Saturday, February 9, 2013

Sonarman Bill Schell- the War Years

It has been really exciting finding some of this naval history because dad never really talked much about it. And dumb us, we just never asked. Do I ever wish I had though!

Aunt Martha told us one time that dad was not 18 when he enlisted. She was absolutely right! He was close, but not quite 18. He was actually 17 years, 11 months, and 14 days old when he enlisted on August 28, 1943 at Springfield, IL. I did a little investigation and found out that they would take 17-year olds with parental consent. I don’t know if he got that consent or just fudged on the numbers. I suspect he had consent, but then we are talking about Bill Schell--- maybe he was creative even back then!

He was assigned to the destroyer escort USS Eugene E Elmore and the earliest date I have for him connected with the ship is February 4, 1944 in Boston. On April 22, 1944 the USS Elmore joined the anti-submarine group sailing with aircraft carrier USS Block Island in the Atlantic. On May 29, 1944, as the fleet was heading back from Casablanca, the carrier and the USS Barr were hit by torpedoes from the German sub U-549. Another escort, the USS Ahrens was assisting the the stricken Block Island when they located the U-boat. As they were already engaged with the carrier, the Ahrens signaled the Elmore and the Elmore made the kill. This is all pretty neat stuff, but it got better as I dug into the log books of the Elmore. I knew that dad was aboard the ship, but then I began to wonder if he might have had anything to do with the sinking of the sub as he was a sonarman. I came across the page for June 1, 1944 and on that page was a special commendation for four sailors
who were on duty that day- one was dad! I know that this had to be pretty special because in looking through all of the log books, there are very few places where individual sailors are mentioned by name for anything.

In November, 1944 the Elmore was on its way to the Pacific theater. They arrived at Hollandia (now the city of Jayapura) on the north coast of New Guinea on December 11. There they joined the 7th Fleet and helped escort men and supplies to Lingayen Gulf in the Philippines. They arrived at the gulf on January 12, 1945 and helped provide anti-aircraft fire for the assaulting ships for two days. Then it was on to San Pedro Bay, Philippines to prepare for the assault on Subic Bay on January 29. After the fall of Subic Bay, it was on to escort men and supplies from the Philippines to Okinawa. On September 3, they arrived in Okinawa for occupation duty. This would have been after the main assault on the island had taken place.  After that the Elmore escorted transports going to Jinsen, Korea. And finally on October 15, 1945, the USS Elmore was on its way home to San Diego where she was decommissioned on May 31, 1946. That, of course, means he was in the area when the atomic bombs were dropped on Hirosima and Nagasaki. If he was in Okinawa at the time, that was about 450 miles from Nagasaki and about 625 miles from Hiroshima. 

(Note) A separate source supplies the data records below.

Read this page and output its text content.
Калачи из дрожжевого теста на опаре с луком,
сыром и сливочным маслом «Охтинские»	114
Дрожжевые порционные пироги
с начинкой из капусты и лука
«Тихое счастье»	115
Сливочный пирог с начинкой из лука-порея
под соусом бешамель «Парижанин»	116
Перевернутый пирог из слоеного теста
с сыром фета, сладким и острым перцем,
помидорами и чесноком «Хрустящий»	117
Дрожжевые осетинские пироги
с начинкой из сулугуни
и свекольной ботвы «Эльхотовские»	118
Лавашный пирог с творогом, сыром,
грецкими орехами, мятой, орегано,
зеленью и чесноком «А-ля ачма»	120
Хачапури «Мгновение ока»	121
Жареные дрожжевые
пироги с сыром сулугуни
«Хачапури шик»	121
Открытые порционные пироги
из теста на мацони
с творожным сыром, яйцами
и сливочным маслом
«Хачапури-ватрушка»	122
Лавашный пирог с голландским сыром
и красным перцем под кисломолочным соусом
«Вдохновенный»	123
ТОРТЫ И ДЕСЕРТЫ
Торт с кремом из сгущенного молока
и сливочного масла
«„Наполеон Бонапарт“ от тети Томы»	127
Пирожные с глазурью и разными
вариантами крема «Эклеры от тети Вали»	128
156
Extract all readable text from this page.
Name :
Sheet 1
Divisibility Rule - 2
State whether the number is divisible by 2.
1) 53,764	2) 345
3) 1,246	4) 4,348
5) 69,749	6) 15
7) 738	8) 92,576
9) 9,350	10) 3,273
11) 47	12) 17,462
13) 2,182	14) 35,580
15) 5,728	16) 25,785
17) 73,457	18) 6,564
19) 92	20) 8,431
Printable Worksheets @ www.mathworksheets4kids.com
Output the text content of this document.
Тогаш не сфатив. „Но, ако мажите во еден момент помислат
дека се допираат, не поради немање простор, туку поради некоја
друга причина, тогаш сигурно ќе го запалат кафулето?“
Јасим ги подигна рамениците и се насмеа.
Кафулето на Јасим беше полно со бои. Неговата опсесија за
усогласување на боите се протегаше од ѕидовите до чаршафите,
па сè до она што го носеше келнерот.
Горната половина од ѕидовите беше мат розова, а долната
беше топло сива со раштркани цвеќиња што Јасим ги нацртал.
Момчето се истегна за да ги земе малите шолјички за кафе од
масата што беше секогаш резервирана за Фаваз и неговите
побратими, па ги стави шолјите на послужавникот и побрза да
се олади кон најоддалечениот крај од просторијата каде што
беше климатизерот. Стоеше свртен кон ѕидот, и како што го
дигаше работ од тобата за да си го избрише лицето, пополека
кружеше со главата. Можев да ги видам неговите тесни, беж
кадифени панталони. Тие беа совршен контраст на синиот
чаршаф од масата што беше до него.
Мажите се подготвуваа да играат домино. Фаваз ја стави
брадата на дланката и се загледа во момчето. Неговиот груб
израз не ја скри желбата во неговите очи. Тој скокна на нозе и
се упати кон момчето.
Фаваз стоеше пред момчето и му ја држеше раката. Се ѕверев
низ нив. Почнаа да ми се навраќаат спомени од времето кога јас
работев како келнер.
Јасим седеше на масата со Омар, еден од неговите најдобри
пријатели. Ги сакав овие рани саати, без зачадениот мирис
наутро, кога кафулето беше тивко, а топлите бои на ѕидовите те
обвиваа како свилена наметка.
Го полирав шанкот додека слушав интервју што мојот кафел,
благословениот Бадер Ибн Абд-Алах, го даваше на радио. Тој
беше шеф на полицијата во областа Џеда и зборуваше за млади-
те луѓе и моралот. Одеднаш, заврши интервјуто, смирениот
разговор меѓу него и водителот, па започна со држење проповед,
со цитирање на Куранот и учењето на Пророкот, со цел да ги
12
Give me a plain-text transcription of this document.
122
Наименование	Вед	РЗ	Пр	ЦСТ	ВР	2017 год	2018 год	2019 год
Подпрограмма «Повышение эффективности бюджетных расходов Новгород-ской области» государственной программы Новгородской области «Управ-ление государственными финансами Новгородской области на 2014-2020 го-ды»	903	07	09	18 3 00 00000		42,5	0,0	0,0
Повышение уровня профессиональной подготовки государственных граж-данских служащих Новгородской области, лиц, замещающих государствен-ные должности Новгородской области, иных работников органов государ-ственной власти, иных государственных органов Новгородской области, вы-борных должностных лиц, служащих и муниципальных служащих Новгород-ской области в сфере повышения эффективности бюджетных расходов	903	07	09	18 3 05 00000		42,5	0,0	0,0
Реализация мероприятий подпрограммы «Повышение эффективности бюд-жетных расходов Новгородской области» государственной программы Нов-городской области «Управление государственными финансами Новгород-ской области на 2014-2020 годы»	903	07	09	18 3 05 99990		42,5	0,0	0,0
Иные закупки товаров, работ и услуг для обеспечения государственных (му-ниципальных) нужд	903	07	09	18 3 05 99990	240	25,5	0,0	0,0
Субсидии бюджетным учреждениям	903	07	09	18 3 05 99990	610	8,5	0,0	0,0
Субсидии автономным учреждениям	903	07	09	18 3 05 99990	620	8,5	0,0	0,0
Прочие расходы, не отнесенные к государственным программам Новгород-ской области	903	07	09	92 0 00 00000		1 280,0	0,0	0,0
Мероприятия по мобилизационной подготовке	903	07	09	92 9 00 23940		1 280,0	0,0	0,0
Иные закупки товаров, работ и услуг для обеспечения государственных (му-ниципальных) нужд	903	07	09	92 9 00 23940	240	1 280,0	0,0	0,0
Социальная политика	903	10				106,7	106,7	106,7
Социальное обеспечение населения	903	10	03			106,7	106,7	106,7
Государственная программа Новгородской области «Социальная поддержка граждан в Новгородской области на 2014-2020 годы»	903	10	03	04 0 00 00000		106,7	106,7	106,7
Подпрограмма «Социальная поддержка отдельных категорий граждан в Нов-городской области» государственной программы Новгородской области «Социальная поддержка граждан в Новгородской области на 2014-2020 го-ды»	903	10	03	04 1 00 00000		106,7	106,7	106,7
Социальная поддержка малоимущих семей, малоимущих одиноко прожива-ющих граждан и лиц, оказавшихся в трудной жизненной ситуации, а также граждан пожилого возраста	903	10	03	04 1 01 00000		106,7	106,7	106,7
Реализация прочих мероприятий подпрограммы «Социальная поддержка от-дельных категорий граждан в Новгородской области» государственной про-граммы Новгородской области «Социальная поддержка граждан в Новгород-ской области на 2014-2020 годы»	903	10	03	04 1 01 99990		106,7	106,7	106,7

I have traveled over the bridge near Martinez, CA that goes over Suisun Bay north of San Francisco many times on my way by train to visit the Wachsmans in Sonoma County. As you go over the bay, just to the north were all of these naval vessels that had been retired. There aren’t as many there as there once were, but you can still see a few on Google Earth. I often wondered if the old USS Eugene Elmore was sitting out there on that bay. What a history she had!                                                     
The ghost fleet in Suisun Bay, CA

1 comment:

  1. I get choked up just reading this when I think about the sacrifices the men in WWII made. Some of them were so young. Seventeen is right out of high school! And to think so many didn’t even make it home. I also think of my father-in-law who was a prisoner of war in Germany and the poor treatment he received in the prison camp. Thank God for those men and the men in service today for the freedoms we have!

    Why didn’t we ever think to ask Dad about his service? The perfect time would have been when he had the old German helmet and knife out . . . Just too young to even think about what was important. Hopefully getting this history down now will be important to our future generations.